Fears were also raised about the ability of the Jaguar and Land Rover to meet the proposed 130g per km C02 limit which could be imposed by the EU from 2012.
Mahindra's exit leaves only its compatriot Tata among the trade bidders for the two companies, which have been put up for sale by parent company Ford.
A team from Mahindra had visited the factories in Britain and had been a part of the discussions with the management.
It had been thought that Mahindra, an off-road and tractor specialist, was more interested in Land Rover rather than Jaguar, but Ford is adamant that both companies would be sold together.
Indian analysts have said Land Rover would fit Mahindra's portfolio of products better, as it would address its need for a premium SUV brand above its Scorpio SUV.

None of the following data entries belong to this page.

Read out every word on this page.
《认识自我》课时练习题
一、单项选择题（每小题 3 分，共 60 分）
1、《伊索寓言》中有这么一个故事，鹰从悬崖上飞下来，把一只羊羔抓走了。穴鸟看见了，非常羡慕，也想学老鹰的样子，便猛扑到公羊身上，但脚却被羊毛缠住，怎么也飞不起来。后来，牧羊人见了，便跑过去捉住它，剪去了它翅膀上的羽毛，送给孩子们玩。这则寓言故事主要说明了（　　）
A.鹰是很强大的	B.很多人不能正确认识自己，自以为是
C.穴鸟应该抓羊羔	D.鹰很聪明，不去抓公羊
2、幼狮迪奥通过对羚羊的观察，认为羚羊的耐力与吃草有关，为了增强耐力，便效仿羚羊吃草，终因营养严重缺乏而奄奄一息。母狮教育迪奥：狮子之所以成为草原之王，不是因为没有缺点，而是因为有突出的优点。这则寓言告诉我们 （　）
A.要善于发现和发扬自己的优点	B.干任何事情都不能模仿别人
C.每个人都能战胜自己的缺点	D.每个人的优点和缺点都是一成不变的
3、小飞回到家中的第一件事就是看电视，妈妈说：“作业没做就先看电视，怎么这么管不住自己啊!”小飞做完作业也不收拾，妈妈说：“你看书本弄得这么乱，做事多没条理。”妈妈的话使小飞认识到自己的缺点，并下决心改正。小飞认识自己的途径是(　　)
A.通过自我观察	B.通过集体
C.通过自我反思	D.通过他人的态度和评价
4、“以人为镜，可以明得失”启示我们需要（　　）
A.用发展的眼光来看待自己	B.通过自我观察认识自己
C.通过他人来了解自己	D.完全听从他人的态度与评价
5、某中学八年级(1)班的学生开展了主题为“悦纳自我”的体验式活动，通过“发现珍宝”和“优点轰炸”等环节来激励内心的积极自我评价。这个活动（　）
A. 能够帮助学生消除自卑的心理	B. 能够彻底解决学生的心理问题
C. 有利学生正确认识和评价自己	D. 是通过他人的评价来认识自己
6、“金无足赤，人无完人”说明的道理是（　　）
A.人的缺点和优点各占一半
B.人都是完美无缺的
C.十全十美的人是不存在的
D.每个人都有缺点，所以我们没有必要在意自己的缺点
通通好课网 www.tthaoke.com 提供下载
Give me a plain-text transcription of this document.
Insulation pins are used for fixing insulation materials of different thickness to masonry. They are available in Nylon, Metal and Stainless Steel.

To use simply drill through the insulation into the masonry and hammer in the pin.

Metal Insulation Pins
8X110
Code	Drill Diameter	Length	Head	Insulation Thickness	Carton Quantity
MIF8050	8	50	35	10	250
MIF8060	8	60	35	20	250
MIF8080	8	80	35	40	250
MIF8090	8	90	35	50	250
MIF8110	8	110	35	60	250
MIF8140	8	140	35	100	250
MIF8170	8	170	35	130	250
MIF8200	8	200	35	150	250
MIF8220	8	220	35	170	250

Ford has said it plans to have more details on the sale of Jaguar and Land Rover by the end of the year or early 2008.
Meanwhile, investors and motor industry analysts are questioning the business plan for a possible takeover bid by India's Tata Motors for Jaguar and Land Rover.
Chairman Ratan Tata confirmed last month that he is interested in entering the bidding against US private equity firms including TPG, One Equity Partners and Ripplewood Holdings, that each have partnered with former Ford executives.
Mr Tata said such an acquisition would help bring global visibility to his group - a large conglomerate that makes everything from automobiles to steel and software, and a name that until recently was little-known outside India.
Tata Steel made a splash in January when it won a bidding war to buy Anglo-Dutch steel maker Corus Group for £6 billion.
That deal, India's biggest foreign acquisition, highlights the country's recent outward expansion into the global economy.
But while the Corus acquisition was widely seen as a good match - and since appears to be paying off - experts don't see similar synergies in a Tata Motors takeover of Jaguar and Land Rover.
Tata, which is a giant in truck and bus manufacturing, has only about a decade of experience selling cars - and most recently, has grabbed headlines with its plan to make an ultra cheap car costing just £1,200.
The company has been successful selling into the burgeoning Indian market, which is dominated by hatchbacks and subcompacts.
Jaguar and Land Rover are luxury brands that cater to a small percentage of customers and have a limited distribution network.
What Tata needs more, if it wants to reduce its dependence on Indian buyers, is a large overseas sales network that targets the mass market, experts said.
Morgan Stanley analyst Balaji Jayaraman called such an acquisition "value-destructive given the lack of synergies and the high-cost operations involved," in a note to clients.